I have never been one to gush about the “magical experience” of parenthood. That is not to say that I find parenting to be unfulfilling or unpleasant. Quite the opposite. I love my boys fiercely, but quietly. And for me. most days being a Mom is a practical exercise of equal parts frustration and satisfaction.
But every now and then, I am reminded that parenting is something more.
Last week, Noah got his braces off. Almost two years to the day the orthodontist installed a crazy steel palette expander on the roof of his mouth, all the metal came out in a 30 minute appointment on Tuesday. When they called me back to the treatment room, Noah revealed a smile that lit up the entire office and warmed that place in my heart reserved just for him. His teeth looked terrific, for sure. But there was something else that put a smile on my face that rivaled his grin for the rest of the day. I wasn’t quite sure what it was.

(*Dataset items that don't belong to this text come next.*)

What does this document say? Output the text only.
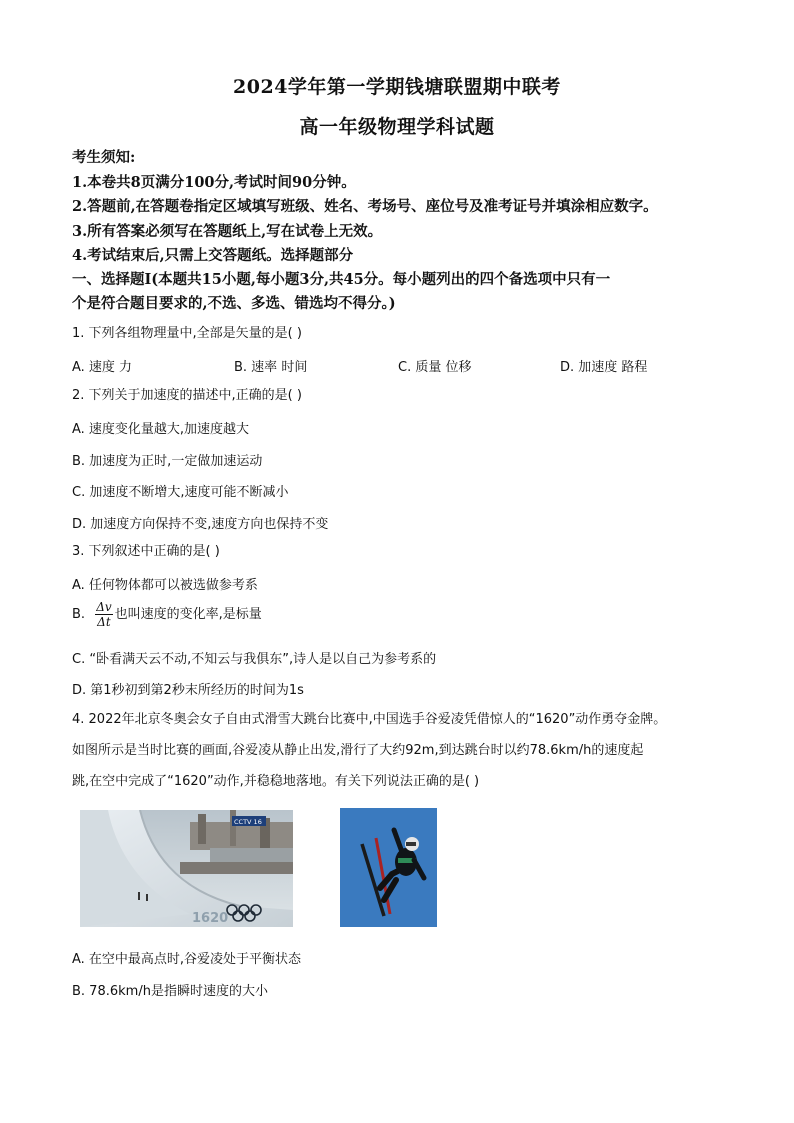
2024学年第一学期钱塘联盟期中联考
高一年级物理学科试题
考生须知:
1.本卷共8页满分100分,考试时间90分钟。
2.答题前,在答题卷指定区域填写班级、姓名、考场号、座位号及准考证号并填涂相应数字。
3.所有答案必须写在答题纸上,写在试卷上无效。
4.考试结束后,只需上交答题纸。选择题部分
一、选择题Ⅰ(本题共15小题,每小题3分,共45分。每小题列出的四个备选项中只有一
个是符合题目要求的,不选、多选、错选均不得分。)
1. 下列各组物理量中,全部是矢量的是( )
A. 速度 力	B. 速率 时间	C. 质量 位移	D. 加速度 路程
2. 下列关于加速度的描述中,正确的是( )
A. 速度变化量越大,加速度越大
B. 加速度为正时,一定做加速运动
C. 加速度不断增大,速度可能不断减小
D. 加速度方向保持不变,速度方向也保持不变
3. 下列叙述中正确的是( )
A. 任何物体都可以被选做参考系
B. $\frac{\Delta v}{\Delta t}$ 也叫速度的变化率,是标量
C. “卧看满天云不动,不知云与我俱东”,诗人是以自己为参考系的
D. 第1秒初到第2秒末所经历的时间为1s
4. 2022年北京冬奥会女子自由式滑雪大跳台比赛中,中国选手谷爱凌凭借惊人的“1620”动作勇夺金牌。
如图所示是当时比赛的画面,谷爱凌从静止出发,滑行了大约92m,到达跳台时以约78.6km/h的速度起
跳,在空中完成了“1620”动作,并稳稳地落地。有关下列说法正确的是( )
CCTV 16
1620
A. 在空中最高点时,谷爱凌处于平衡状态
B. 78.6km/h是指瞬时速度的大小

I knew it was related to this milestone in Noah’s life. That was obvious – but both the happy feeling and the duration of it were unexpected. Tuesday morning I felt so very privileged to be this kid’s mother – and it lasted all day long. It was a reminder from the Universe about being a Mom.
You see most days I busy myself so much with the act of parenting that I often forget what I am actually doing. I MAKE their lunches, I MAKE their beds, I MAKE the payments on their braces, I MAKE them do their homework, I MAKE them use good manners, I MAKE certain they are on time….. I make them who they are.
Parenting = Making a Person.
It is mind blowing – almost paralyzing – when you consider the responsibility. Yet, there are moments when you know you are “doing good.” As Noah smiled at me last week, my mind whispered to my soul:You made this happen. Thanks to the decision that you made to take this path, your kid looks terrific. And more importantly, he is really happy — so go ahead and take credit for that, too. Well done, Mom.
These moments of magic are really few and far between – and vary in their size and nature, but they all seem to rhyme with the notion that I got my kid through something important that helped him grow or made him better. We chose a path and walked it together. I guided and he traveled, not always happily. But look at the great place we ended up.
Mother of the Year? Hardly. These are paths that every decent parent travels with their children. Potty Training. Fear of Dark. Sleep Away Camp. Algebra I. Heartbreak. College. We walk with our children because we love them and, as a super duper bonus, we make fantastic grownups out of them. Grownups with kind hearts, good judgment and straight teeth.